3.  Pasca operasi perhatikan luka agar tidak basah, ditarik atau digaruk bayi perhatikan mungkin terjadi hidrosefalus ukur lingkar kepala, pemberian antibiotik dan kolaborasi.


BAB III
PENUTUP

3.1  Kesimpulan
Meningokel dan ensephalokel merupakan kelainan bawaan dimana terjadi pemburutan selaput otak dan isi kepala keluar melalui lubang pada tengkorak atau tulang belakang. Angka kejadiannya adalah 3 di antara 1000 kelahiran.
Meningokel Biasanya terdapat pada daerah servikal atau daerah torakal sebelah atas. Kantong hanya berisi selaput otak, sedangkan korda tetap dalam korda spinalis ( dalam durameter tidak terdapat saraf). Operasi akan mengoreksi kelainan, sehingga tidak terjadi gangguan sensorik dan motorik dan bayi akan menjadi normal.
Ensefalokel Biasanya terjadi pada bagian oksipital. Pada bagian ini terdapat kantong berisi cairan, jaringan saraf, atau sebagian otak. Ensefalokel akan berkaitan dengan kelainan mental yang berat meskipun sudah dilakukan operasi

3.2  Saran
Dalam mempelajari asuhan neonates, seorang calon bidan diharapkan mengetahui  kelainan kongenital atau cacat bawaan yang biasanya terjadi pada neonatus sehingga mampu memberikan asuhan neonates dengan baik dan sesuai dengan kewenangan profesi.
Kepada pembaca, jika menggunakan makalah ini sebagai acuan dalam pembuatan makalah atau karya tulis yang berkaitan dengan judul makalah ini, diharapkan kekurangan yang ada pada makalah ini dapat diperbaharui dengan lebih baik.



DAFTAR PUSTAKA

Rukiyah,Yeyeh dkk. 2010. Asuhan neonatus bayi dan anak balita.
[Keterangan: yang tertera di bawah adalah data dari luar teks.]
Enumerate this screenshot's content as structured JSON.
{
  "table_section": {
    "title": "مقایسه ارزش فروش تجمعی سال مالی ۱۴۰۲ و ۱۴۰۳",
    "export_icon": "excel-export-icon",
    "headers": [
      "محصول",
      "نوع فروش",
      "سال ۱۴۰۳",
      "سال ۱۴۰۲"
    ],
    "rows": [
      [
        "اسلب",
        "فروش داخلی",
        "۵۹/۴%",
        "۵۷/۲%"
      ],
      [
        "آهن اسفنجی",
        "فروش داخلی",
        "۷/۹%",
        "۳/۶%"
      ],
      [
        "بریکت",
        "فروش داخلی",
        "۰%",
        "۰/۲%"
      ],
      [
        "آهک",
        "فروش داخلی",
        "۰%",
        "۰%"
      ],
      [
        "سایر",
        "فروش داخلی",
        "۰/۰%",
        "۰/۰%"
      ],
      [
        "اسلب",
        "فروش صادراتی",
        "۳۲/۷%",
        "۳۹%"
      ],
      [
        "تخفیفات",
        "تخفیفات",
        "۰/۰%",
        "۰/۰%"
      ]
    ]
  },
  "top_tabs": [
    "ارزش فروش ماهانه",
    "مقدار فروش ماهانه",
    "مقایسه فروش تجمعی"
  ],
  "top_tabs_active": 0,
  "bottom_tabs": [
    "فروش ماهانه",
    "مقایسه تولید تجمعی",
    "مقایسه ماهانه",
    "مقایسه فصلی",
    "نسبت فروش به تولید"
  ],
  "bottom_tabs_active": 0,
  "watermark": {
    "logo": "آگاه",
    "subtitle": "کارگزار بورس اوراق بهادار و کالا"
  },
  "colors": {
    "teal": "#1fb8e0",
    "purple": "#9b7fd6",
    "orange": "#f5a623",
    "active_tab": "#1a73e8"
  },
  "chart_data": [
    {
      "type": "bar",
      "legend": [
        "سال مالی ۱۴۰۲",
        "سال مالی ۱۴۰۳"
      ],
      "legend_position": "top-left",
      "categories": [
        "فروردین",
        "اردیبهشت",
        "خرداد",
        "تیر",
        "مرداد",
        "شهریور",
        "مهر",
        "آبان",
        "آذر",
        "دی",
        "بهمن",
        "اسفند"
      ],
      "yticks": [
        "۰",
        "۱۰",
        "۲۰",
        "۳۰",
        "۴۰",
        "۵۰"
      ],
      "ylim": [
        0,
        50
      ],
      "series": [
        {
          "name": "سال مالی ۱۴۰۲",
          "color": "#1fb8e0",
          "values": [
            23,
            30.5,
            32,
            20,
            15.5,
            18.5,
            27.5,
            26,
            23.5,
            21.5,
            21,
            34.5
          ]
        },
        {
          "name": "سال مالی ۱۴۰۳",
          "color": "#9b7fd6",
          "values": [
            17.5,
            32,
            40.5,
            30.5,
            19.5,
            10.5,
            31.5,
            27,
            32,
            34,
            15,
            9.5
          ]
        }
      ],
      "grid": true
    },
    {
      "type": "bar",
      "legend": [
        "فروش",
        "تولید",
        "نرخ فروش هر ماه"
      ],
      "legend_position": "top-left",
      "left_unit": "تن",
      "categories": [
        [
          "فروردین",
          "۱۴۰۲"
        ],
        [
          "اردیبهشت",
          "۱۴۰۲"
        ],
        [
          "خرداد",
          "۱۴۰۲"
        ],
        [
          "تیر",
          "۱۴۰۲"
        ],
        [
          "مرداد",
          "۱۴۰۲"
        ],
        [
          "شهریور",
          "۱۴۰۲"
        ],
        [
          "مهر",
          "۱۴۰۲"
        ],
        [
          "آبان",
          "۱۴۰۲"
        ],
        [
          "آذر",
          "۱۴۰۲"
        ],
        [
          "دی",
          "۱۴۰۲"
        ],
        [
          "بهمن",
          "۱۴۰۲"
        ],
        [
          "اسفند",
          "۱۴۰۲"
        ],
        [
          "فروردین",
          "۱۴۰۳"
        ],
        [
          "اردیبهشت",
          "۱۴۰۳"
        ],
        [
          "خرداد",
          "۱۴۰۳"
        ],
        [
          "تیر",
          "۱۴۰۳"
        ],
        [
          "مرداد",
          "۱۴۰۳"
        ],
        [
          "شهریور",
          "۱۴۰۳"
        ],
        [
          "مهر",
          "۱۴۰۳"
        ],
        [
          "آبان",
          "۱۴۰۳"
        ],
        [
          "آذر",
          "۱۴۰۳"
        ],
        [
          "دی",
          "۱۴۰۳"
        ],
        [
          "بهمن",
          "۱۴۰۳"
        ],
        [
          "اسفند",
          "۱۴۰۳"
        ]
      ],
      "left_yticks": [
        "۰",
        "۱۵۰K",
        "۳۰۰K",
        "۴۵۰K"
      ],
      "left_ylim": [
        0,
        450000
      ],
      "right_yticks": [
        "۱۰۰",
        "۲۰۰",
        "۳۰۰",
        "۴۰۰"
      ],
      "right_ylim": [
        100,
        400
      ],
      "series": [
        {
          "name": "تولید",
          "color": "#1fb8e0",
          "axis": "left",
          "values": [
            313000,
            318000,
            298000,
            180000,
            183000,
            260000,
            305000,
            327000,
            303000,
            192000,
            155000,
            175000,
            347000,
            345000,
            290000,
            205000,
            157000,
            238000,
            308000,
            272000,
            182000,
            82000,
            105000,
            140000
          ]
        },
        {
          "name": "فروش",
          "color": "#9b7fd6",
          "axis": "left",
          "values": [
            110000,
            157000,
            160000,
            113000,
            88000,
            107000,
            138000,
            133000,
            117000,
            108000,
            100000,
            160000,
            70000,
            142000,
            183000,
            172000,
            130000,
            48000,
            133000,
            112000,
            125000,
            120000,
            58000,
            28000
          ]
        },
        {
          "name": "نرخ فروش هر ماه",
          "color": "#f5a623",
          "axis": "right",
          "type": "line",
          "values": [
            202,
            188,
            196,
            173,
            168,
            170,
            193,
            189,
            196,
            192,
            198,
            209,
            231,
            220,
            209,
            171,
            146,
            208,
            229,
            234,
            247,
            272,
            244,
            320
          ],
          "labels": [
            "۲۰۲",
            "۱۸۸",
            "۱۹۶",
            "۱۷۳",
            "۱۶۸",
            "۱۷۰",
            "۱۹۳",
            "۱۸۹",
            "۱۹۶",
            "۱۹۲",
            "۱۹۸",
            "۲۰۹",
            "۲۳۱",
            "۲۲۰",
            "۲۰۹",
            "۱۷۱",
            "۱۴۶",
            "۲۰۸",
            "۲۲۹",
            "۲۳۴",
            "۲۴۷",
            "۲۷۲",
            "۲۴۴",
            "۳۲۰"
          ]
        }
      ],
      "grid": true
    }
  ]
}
Jakarta: CV Trans Info Media
Dewi, Vivian Nanny. 2010. Asuhan Neonatus Bayi dan Anak Balita. Jakarta:  Salemba Medika
Nur Muslihatun, Wafi. 2010. Asuhan Neonatus Bayi dan Balita. Yogyakarta:   Fitramaya
Nanny Vivian.2010.Asuhan Neonatus Bayi dan Anak Balita. Jakarta:Salemba   Medika.